Biography
Anthony Giddens was born in 1938 in Edmonton, North London. He completed his B.A. in Sociology and Psychology at the University of Hull, his M.A. at the London School of Economics, and his Ph.D. at the University of Cambridge. He lectured at the University of Leicester, before moving to King's College Cambridge where he became Professor of Sociology at the Faculty of Social and Political Sciences. From 1998 to 2003 he was Director of the London School of Economics, where today he remains as a Professor. Giddens was awarded a peerage in 2004, and now sits in the House of Lords.
Giddens' work covers a vast range of topics. Of particular importance are his notions of reflexivity, globalization, structuration theory and the Third Way. Reflexivity refers to the notion that both individuals and society are defined not just by themselves but in relation to each other, and must continually redefine themselves in reaction to others and new information. For Giddens, globalization is a process that is far more than just about economics, it ‘is the intensification of world-wide social relationships which link distant localities in such a way that local happenings are shaped by distant events and, in turn, distant events are shaped by local happenings.' He argues that globalization is the natural consequence of modernity, and will lead to the need to reconstruct modern institutions such as the nation-state. His theory of structuration suggests that in order to understand a society, one cannot look solely at either the actions of individuals or the nature of the structures that maintain the society; both must be examined.

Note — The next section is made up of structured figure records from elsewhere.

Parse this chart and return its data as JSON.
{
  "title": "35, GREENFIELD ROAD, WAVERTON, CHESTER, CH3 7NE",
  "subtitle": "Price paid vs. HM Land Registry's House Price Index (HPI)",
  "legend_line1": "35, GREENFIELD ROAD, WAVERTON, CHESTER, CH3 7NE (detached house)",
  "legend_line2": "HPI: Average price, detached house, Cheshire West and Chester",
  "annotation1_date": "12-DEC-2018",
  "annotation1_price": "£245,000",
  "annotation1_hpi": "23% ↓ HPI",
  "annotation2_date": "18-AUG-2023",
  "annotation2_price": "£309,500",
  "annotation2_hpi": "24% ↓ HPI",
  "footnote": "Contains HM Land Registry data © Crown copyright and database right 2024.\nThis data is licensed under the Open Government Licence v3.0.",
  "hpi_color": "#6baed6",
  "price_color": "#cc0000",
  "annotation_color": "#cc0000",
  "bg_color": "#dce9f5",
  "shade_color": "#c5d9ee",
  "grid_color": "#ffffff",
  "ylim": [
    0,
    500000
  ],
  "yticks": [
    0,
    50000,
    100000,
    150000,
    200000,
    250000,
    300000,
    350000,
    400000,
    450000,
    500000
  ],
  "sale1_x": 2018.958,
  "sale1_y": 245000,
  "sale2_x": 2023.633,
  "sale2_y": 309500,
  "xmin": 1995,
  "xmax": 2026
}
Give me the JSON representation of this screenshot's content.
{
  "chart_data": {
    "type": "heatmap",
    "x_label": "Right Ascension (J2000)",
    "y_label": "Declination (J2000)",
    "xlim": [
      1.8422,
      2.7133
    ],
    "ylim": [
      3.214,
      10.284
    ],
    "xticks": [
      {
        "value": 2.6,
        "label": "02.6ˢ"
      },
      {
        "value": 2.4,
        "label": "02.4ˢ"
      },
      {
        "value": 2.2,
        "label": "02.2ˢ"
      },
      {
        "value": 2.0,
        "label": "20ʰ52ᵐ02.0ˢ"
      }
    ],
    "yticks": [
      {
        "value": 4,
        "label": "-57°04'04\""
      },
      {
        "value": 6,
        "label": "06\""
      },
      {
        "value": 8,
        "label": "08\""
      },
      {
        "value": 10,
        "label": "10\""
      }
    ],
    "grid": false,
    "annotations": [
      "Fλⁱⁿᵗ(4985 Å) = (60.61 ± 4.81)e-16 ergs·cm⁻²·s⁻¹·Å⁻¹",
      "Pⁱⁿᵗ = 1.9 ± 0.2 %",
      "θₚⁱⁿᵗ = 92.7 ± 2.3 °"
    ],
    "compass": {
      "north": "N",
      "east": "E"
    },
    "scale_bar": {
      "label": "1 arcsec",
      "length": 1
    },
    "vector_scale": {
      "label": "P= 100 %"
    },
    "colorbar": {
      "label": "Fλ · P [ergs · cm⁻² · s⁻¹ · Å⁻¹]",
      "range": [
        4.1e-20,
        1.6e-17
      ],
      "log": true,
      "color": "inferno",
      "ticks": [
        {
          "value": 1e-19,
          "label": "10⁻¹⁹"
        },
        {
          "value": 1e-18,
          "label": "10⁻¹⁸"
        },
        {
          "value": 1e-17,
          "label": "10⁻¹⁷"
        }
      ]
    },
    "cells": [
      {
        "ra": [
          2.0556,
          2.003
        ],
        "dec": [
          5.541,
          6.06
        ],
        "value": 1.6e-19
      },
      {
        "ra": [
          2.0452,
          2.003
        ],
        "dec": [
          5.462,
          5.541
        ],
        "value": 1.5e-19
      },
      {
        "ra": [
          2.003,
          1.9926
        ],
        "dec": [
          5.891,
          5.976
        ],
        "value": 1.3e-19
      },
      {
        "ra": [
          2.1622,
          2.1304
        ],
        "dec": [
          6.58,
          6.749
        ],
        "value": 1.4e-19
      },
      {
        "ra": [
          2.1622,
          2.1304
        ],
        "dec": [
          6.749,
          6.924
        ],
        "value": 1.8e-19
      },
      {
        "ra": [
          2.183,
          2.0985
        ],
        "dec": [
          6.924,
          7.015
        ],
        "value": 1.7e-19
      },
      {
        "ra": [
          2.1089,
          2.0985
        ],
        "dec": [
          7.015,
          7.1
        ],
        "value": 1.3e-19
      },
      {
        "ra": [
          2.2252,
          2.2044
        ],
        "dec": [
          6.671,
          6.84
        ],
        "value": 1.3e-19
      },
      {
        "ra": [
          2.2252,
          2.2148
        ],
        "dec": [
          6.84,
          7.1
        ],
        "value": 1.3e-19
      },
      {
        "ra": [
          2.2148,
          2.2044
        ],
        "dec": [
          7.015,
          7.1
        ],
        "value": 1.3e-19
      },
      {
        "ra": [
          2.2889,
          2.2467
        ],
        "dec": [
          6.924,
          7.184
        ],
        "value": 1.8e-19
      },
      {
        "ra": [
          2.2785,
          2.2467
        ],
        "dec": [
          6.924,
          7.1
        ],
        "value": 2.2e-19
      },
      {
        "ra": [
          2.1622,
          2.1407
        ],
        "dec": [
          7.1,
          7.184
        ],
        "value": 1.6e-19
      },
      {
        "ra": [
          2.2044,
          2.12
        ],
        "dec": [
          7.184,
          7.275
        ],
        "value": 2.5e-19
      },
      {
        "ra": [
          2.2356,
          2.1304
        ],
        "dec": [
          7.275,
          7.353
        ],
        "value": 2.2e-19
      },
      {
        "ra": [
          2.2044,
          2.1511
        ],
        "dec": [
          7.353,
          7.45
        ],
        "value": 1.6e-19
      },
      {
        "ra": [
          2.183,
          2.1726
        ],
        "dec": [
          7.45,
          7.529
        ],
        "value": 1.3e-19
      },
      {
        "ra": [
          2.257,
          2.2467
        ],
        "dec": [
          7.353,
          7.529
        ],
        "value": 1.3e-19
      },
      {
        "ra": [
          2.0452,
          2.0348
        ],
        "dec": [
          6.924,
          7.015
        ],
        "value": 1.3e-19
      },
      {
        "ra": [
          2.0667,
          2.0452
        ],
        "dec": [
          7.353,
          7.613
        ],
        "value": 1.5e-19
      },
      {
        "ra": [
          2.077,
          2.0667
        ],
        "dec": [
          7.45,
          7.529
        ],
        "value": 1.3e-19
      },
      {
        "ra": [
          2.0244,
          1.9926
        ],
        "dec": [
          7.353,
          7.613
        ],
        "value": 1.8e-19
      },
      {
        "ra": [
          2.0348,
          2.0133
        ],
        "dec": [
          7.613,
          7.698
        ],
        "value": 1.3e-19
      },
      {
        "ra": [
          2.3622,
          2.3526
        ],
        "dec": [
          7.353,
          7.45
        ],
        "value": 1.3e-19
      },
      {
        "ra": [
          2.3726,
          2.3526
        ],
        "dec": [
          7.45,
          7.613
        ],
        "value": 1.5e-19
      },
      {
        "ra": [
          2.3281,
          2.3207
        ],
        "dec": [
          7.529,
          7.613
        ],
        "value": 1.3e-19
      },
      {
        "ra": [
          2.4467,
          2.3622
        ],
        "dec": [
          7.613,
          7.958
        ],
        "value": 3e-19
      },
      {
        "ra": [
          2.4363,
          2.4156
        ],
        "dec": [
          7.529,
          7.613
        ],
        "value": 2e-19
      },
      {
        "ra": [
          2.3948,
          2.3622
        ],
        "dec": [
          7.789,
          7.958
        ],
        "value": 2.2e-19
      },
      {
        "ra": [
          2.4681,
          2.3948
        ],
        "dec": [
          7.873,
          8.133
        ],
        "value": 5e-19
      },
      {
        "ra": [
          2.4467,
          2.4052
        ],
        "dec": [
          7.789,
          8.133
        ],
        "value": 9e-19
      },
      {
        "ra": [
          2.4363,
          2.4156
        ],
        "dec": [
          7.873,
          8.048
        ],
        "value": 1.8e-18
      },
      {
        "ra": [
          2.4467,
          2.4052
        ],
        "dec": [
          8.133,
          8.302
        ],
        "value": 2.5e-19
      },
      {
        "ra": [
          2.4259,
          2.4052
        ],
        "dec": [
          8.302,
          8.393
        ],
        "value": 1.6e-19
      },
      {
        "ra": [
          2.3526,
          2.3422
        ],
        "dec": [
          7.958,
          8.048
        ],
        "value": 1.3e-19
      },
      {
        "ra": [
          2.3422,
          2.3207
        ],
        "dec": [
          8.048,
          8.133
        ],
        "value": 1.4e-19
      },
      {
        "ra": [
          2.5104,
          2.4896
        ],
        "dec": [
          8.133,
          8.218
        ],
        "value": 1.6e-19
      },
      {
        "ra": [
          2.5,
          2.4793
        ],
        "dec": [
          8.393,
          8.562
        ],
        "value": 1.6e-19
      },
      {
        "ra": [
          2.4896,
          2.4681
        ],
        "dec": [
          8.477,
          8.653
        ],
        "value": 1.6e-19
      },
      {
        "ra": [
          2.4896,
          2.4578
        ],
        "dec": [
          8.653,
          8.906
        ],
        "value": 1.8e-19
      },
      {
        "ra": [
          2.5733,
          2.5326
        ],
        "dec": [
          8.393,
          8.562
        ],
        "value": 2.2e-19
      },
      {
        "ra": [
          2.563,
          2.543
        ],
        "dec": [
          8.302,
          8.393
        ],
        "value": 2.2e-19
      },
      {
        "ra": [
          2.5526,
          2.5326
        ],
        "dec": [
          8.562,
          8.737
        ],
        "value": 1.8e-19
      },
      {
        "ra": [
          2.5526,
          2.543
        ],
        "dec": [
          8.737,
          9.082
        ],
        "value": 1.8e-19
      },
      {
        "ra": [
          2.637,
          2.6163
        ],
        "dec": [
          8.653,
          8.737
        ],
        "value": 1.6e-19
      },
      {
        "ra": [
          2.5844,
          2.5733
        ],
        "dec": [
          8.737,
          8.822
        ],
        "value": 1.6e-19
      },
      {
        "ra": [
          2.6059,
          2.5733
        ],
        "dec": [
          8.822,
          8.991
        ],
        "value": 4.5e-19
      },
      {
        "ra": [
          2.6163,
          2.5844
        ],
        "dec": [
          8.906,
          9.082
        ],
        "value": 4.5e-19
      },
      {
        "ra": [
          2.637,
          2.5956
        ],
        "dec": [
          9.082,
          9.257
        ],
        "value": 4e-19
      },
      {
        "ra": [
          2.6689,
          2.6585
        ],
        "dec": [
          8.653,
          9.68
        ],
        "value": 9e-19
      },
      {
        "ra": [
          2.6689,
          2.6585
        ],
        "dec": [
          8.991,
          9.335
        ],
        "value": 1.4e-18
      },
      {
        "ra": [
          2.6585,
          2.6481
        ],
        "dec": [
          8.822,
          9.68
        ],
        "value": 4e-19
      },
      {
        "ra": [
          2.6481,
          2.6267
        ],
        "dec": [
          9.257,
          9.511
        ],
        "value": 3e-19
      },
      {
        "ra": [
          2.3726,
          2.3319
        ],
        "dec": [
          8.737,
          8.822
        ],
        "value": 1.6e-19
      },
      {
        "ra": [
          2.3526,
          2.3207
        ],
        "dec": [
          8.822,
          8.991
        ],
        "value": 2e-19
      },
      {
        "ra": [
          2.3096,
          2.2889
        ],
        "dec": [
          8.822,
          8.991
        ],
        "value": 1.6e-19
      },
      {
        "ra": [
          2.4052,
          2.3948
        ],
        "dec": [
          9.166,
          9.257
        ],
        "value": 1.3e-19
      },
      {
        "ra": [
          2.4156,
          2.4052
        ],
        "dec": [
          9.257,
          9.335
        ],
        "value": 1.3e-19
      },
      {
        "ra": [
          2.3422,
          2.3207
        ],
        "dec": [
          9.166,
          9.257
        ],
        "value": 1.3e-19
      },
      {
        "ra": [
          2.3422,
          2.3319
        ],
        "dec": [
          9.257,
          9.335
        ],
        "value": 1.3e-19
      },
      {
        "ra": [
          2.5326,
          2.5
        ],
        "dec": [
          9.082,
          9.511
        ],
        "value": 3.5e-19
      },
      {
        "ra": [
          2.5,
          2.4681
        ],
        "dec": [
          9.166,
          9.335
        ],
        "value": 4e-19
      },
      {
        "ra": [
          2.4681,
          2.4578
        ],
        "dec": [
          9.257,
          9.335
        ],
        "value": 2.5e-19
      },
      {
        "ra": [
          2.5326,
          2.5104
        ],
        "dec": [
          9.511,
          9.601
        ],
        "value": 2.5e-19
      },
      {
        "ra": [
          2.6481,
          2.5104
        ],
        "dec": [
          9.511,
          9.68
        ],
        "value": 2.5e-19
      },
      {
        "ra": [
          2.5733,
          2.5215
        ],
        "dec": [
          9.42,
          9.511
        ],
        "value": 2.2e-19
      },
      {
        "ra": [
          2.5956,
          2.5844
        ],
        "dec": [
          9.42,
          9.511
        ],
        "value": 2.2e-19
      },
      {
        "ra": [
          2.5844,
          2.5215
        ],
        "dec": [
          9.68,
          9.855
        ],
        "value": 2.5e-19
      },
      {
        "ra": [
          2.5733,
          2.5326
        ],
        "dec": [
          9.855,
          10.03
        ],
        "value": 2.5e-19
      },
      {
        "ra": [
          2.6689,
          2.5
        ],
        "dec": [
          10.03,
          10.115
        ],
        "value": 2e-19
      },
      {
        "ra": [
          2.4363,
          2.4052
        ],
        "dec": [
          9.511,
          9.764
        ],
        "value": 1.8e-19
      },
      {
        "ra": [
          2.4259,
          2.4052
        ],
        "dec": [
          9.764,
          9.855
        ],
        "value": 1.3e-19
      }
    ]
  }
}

Giddens has perhaps been most famous for his development of the Third Way, a political philosophy which seeks to redefine social democracy for a post-Cold War and globalized era. It is an attempt to transcend traditional social democratic and neo-liberal value systems, drawing on aspects of both sides to create what he terms a ‘radical centre'. This work has had a profound influence on centre-left politics throughout the world, and has been closely associated with social democratic reforms that have come to characterize the ‘new left'.
More recently, he has written about what governments can do to tackle social inequality, and the future of the European Union, as well as interventions on issues such as climate change.